楼英重重吐出郁在胸中的气,只觉一颗心挑的厉害。再伸手去摸额头,发觉那里已全都是汗了。
方才这是怎么了?因何会看到那般景象。我身未动,又因何去了室外?
不解间,忽地响起叩门音。
楼英问道:“是谁?”
“公子,是我。”
楼英听清是鱼仙姑声音,急忙穿鞋,刚站到地上,又觉眼前一阵昏花。忙轻咬舌尖,强提心神,这才挪步到门前,拉开了门栓。
吱嘎一声,门开,鱼仙姑闪进来,又顺手合上门,插了门栓。
“前辈,您这是?”楼英不解。
鱼仙姑亦不答话,只是走到案台前,取放到旁边的火折,打着火,点起灯烛。这才打开随手拿的一个布包道:“公子元神受激,身有损,老身过来,与公子医治。”
楼英一怔,方要问个清楚。
鱼仙姑摆手示意他不要多言,低头仔细将插在布包里的针取出,拈在手中,用火轻轻燎过。
“公子过来吧。”
楼英无奈,只好走到近前。
鱼仙姑道:“只取左手内关一穴便可。”
楼英摊手,让掌心向上。

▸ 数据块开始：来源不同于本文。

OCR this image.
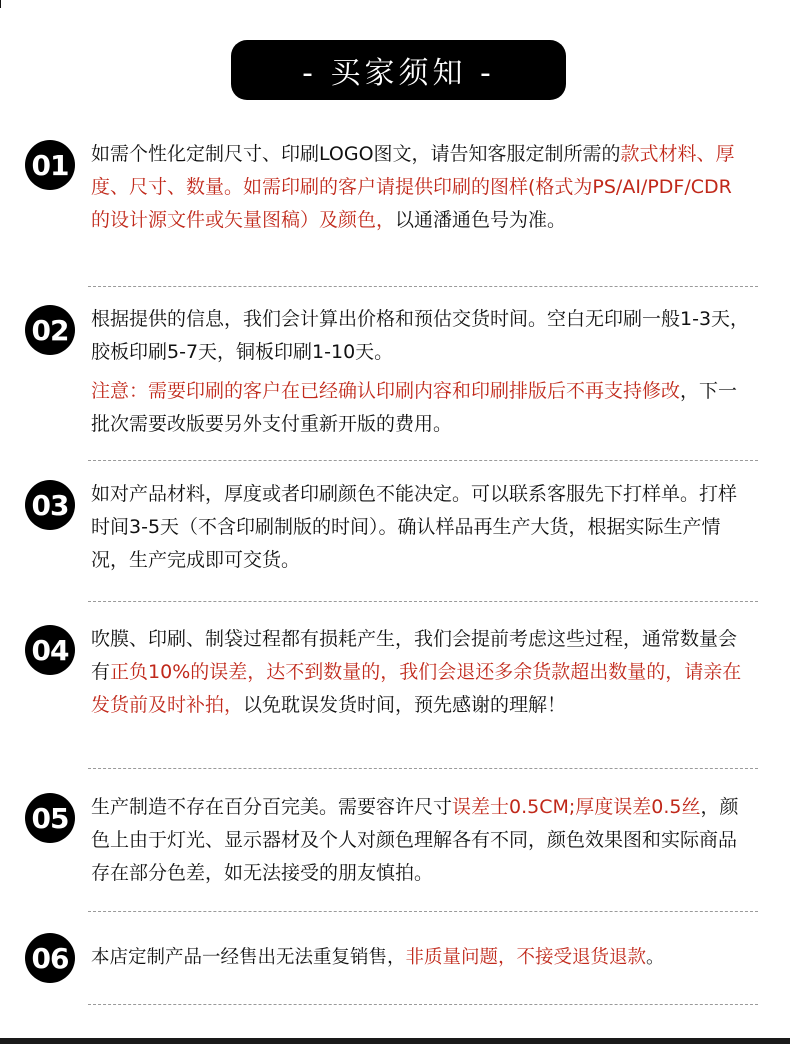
- 买家须知 -
01	如需个性化定制尺寸、印刷LOGO图文，请告知客服定制所需的款式材料、厚度、尺寸、数量。如需印刷的客户请提供印刷的图样(格式为PS/AI/PDF/CDR的设计源文件或矢量图稿）及颜色，以通潘通色号为准。

02	根据提供的信息，我们会计算出价格和预估交货时间。空白无印刷一般1-3天，胶板印刷5-7天，铜板印刷1-10天。

注意：需要印刷的客户在已经确认印刷内容和印刷排版后不再支持修改，下一批次需要改版要另外支付重新开版的费用。

03	如对产品材料，厚度或者印刷颜色不能决定。可以联系客服先下打样单。打样时间3-5天（不含印刷制版的时间）。确认样品再生产大货，根据实际生产情况，生产完成即可交货。

04	吹膜、印刷、制袋过程都有损耗产生，我们会提前考虑这些过程，通常数量会有正负10%的误差，达不到数量的，我们会退还多余货款超出数量的，请亲在发货前及时补拍，以免耽误发货时间，预先感谢的理解！

05	生产制造不存在百分百完美。需要容许尺寸误差士0.5CM;厚度误差0.5丝，颜色上由于灯光、显示器材及个人对颜色理解各有不同，颜色效果图和实际商品存在部分色差，如无法接受的朋友慎拍。

06	本店定制产品一经售出无法重复销售，非质量问题，不接受退货退款。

落下目眼见仙姑行针手法,他不由暗道了一声古怪。
原来寻常医家行针,多是单手执针,认清穴位,徐徐做捻刺状,破开皮肤,直透经络。
可这仙姑行针手法,却是先将针锋压在穴上,另一只去拧扭穴上肌肤,肌肤一旋,自然吞入针锋,没入肤内。
针入肌肤后,鱼仙姑亦不动针,仍旧是用另一只手,来回旋动肌肤,手势轻柔之余,有股急颤的劲力渗到肌下,转尔肌肤醒活,一直将针吞到了深处。
鱼仙姑这才作罢,末了她伸两指,用搓绳状,轻轻搓动针尾。
两指灵动间,楼英但觉一股暖流,由外注入心中,周身不通之处,瞬间通泰舒适。
鱼仙姑行过针,停手坐椅上,抬头对楼英道:“方才你听到什么,见到什么了?”
楼英如实讲过。
鱼仙姑:“你身上颇有修行,奈何只是浅表功夫,今晚你应是悟通一个关节所在吧。”
楼英将他所悟阴阳平衡,虚土之象,全盘托了出来。
鱼仙姑道:“奇才!无师能自悟到此,真是罕见。”
楼英道:“不敢当,只是偶然得之。”
鱼仙姑:“此心正好,不必好奇,不必惊诧,大道自然,它就在那里,无需寻,功夫做到了,会一一浮现。”
“今晚,我与何小柔言谈的事,你已经听过,我不再重复。要告与你知的就是,何小柔同这庄中人已有造反之意。”
楼英惊道:“这庄中,也没有多少人,他们敢反?”
鱼仙姑摇头:“想当年,刘季初立汉室,他身边又有多少人?”
“何小柔倚的是身上奇术。此外她选中这庄子,也不是没原因。方才你出事,我已假意答应,明天看她有何手段,看这庄中有何神奇之处。待看清了根底,我等再想办法·······”
说到想办法,鱼仙姑忽地不说话了。只把针又轻轻捻过两道,她就抽出针对楼英道:“我这里有两颗丹,所采草药均是平常,贵在一个炮制的手段。”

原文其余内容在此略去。